Straszna jest bezsilność, kiedy patrzysz, jak Ktoś Ważny rozpada się na kawałki i nie możesz pomóc

wtorek, 14 września 2021

Trzy- part three

 Trzy pozytywy na dzisiaj:

- wstałam dzisiaj cała poobijana po wczorajszej jodze. Co to za pozytyw? ktoś zapyta. Ano taki, że zrobiłam całą praktykę, pierwszy raz i ani razu nie wylądowałam na twarzy😂Wraca mi pełen zakres ruchu. Odpuszcza stres. To jest pozytyw.

- znalazłam dzisiaj piękny sklep ze świeżymi rybami. Chciałam kupić wszystko. Kupiłam polędwicę z dorsza. Na piątek zamówiłam łososia i mrugały do mnie przegrzebki. Oj będzie to mój ulubiony sklep😀

- kupiłam Tedowi na urodziny dwie butelki wina. Jedno zna i lubi, drugie to wino z Luksemburga. Będzie ciekawe doświadczenie, no… chyba, żeby to była bolesna lekcja😂



poniedziałek, 13 września 2021

Trzy- part two

Post drugi z cyklu ‚Trzy’ 

Trzy pozytywy z dzisiaj:

-zrobiłam rezerwację na urodzinową kolację dla Teda. W pięknej knajpce, z fajnym menu, blisko domu. 

- zrobiłam fantastycznego kurczaka caprese. Boshhh jaki był pyszny. 

- byłam na spacerze. W lesie. Z psami. Bo moi szefowie mają dwa psy. Czasem, jak ich nie ma, proszą nas o opiekę nad nimi. I tak, nie mając psów, mamy psy.

niedziela, 12 września 2021

Trzy- part one

 Moja fumfelka Ula ma słabszy czas. Jęczy znaczy. Fejsbuk przypomniał jej taką zabawę z przeszłości i wrzuciła ją, jako wspomnienie, na tablicę.  

Ponieważ mam tylko firmowego fb nie dołączyłam ani wtedy, ani teraz. Ale w sumie dlaczego nie?

Zabawa polega na tym, żeby przez tydzień znaleźć i zapisać trzy rzeczy/ wydarzenia z dnia, które nas ucieszyły, które doceniamy, za które jesteśmy wdzięczni. I… Mo mi przypomniała📌 te rzeczy nie mogą się powtórzyć 📌Początkowo jest łatwo, bo weekend, bo wolne ale potem… 

Spróbuję codziennie napisać post. Wymienić trzy rzeczy. Bez komentarza, bez tłumaczenia. 

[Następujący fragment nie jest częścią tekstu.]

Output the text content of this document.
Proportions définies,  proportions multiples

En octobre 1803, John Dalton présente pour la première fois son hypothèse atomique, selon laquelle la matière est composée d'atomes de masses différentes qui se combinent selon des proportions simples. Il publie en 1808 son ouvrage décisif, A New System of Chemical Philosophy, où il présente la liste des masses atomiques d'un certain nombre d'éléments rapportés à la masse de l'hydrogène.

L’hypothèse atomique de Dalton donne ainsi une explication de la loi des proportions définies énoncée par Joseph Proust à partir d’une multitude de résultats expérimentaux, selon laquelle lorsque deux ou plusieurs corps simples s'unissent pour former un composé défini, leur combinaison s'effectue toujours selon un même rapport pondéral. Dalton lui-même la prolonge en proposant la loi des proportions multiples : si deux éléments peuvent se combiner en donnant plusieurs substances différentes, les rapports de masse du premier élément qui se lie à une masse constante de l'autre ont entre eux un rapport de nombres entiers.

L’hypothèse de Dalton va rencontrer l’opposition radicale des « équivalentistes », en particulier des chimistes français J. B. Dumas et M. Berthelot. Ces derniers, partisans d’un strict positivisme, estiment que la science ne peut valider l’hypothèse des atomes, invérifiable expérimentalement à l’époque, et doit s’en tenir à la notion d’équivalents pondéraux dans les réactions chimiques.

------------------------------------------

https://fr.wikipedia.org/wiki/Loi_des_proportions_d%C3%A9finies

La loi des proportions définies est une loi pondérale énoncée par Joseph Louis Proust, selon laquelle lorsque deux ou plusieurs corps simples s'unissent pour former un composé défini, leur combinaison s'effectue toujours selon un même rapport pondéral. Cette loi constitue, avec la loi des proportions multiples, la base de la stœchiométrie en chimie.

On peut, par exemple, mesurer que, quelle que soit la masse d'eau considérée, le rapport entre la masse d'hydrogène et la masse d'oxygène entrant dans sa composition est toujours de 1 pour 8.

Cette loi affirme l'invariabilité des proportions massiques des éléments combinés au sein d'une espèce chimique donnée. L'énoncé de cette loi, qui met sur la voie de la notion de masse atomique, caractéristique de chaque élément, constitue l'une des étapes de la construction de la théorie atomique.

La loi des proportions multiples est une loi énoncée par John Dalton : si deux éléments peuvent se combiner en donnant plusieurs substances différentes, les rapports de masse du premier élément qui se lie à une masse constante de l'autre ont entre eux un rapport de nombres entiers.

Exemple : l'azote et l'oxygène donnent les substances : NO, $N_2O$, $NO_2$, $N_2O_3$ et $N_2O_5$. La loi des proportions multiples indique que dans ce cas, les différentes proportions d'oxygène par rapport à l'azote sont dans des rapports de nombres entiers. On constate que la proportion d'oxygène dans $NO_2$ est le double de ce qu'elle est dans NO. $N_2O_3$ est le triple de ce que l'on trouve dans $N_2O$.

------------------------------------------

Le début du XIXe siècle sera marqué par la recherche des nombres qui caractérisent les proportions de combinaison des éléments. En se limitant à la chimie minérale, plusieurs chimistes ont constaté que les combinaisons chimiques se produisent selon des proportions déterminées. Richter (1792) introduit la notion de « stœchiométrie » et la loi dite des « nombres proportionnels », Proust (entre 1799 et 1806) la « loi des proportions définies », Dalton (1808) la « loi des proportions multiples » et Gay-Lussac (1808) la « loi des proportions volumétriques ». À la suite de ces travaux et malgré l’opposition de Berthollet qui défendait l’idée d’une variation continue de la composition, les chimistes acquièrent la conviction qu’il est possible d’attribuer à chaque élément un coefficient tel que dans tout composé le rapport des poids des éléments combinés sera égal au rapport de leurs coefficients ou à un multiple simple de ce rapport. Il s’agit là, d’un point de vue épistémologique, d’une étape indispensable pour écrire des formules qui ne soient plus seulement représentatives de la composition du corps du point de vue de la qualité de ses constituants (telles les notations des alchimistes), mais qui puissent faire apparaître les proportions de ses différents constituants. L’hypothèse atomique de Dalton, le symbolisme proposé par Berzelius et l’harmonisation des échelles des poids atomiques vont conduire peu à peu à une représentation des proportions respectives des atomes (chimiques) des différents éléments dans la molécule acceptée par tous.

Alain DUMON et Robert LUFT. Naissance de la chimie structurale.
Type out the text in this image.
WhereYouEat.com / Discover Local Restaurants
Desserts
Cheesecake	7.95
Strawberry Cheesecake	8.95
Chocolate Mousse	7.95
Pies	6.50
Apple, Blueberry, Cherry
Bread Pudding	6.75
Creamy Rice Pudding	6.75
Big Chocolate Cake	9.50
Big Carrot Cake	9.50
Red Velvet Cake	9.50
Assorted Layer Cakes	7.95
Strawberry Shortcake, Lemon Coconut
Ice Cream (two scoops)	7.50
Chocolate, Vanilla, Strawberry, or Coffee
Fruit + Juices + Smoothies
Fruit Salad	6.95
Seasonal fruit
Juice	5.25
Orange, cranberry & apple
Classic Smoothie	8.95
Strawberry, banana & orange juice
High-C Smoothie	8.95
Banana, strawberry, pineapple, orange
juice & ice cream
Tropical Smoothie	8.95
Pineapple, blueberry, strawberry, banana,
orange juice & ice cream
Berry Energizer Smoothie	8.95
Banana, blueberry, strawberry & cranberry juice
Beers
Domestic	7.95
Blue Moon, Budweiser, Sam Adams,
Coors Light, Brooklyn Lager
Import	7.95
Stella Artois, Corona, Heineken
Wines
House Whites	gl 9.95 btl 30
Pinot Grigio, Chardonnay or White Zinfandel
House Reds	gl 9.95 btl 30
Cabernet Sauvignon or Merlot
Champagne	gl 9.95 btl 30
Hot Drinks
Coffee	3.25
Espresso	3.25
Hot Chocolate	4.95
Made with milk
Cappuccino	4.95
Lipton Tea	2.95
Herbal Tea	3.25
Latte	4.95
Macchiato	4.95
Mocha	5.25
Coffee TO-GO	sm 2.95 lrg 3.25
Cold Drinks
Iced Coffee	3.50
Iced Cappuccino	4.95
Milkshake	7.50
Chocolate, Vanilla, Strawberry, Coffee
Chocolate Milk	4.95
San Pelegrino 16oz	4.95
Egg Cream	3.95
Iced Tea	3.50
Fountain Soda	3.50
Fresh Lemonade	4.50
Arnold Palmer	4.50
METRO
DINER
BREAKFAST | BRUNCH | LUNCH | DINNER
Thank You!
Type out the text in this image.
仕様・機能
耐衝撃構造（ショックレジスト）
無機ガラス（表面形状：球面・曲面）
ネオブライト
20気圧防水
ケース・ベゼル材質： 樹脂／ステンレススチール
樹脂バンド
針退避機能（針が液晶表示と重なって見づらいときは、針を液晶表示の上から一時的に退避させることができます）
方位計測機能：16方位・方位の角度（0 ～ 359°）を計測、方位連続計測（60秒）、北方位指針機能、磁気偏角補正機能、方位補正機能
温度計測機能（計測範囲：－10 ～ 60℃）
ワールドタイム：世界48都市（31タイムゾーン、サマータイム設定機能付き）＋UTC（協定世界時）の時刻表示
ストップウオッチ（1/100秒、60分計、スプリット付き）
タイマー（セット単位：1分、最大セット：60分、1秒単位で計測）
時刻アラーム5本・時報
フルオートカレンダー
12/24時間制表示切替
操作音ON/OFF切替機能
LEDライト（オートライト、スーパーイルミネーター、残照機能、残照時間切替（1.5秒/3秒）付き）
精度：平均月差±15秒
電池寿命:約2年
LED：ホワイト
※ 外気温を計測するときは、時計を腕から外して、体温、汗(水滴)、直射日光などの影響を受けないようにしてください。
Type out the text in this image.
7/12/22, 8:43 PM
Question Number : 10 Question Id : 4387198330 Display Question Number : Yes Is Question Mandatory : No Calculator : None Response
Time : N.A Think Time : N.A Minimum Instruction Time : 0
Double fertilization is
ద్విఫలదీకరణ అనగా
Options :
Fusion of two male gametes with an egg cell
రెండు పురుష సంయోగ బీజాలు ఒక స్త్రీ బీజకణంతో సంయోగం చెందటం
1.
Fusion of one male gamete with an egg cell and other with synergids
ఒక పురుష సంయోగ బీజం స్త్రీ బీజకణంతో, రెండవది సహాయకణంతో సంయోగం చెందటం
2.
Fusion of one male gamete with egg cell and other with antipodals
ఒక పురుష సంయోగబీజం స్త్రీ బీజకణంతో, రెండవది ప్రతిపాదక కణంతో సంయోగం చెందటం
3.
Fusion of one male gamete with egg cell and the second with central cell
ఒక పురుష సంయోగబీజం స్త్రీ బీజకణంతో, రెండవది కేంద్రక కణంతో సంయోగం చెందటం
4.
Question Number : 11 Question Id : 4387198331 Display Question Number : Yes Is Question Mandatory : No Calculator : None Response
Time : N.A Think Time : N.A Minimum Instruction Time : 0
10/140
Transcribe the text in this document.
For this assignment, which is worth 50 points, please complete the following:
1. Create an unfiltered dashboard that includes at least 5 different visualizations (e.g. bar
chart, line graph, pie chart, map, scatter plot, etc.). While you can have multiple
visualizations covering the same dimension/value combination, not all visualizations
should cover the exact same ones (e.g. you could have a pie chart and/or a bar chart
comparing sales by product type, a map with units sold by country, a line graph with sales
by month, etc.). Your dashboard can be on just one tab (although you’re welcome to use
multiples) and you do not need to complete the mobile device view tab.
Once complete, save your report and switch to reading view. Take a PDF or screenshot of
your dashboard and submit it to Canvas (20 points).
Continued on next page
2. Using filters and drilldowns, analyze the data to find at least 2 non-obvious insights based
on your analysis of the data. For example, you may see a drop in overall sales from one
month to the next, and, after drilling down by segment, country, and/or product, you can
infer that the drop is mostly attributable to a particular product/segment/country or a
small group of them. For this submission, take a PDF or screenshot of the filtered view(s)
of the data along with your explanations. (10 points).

- dzisiaj jest leniwa niedziela, zaczęliśmy późnym śniadaniem

- znaleźliśmy miejsce na spacery, piękne, zielone, z wodą i lasem

- w drodze powrotnej zajechaliśmy do naszej ulubionej cukierni, gdyż tak, mamy tu już ulubioną cukiernię




Szkoda, że można wymienić tylko trzy😉

To co? Pobawisz się ze mną?

Zapraszam.


niedziela, 5 września 2021

O celebrowaniu codzienności będzie

Jak już ogarnęliśmy wir w postaci przeprowadzki i zadomowienie się w nowym miejscu jednocześnie pracując, zaczęliśmy się rozglądać. 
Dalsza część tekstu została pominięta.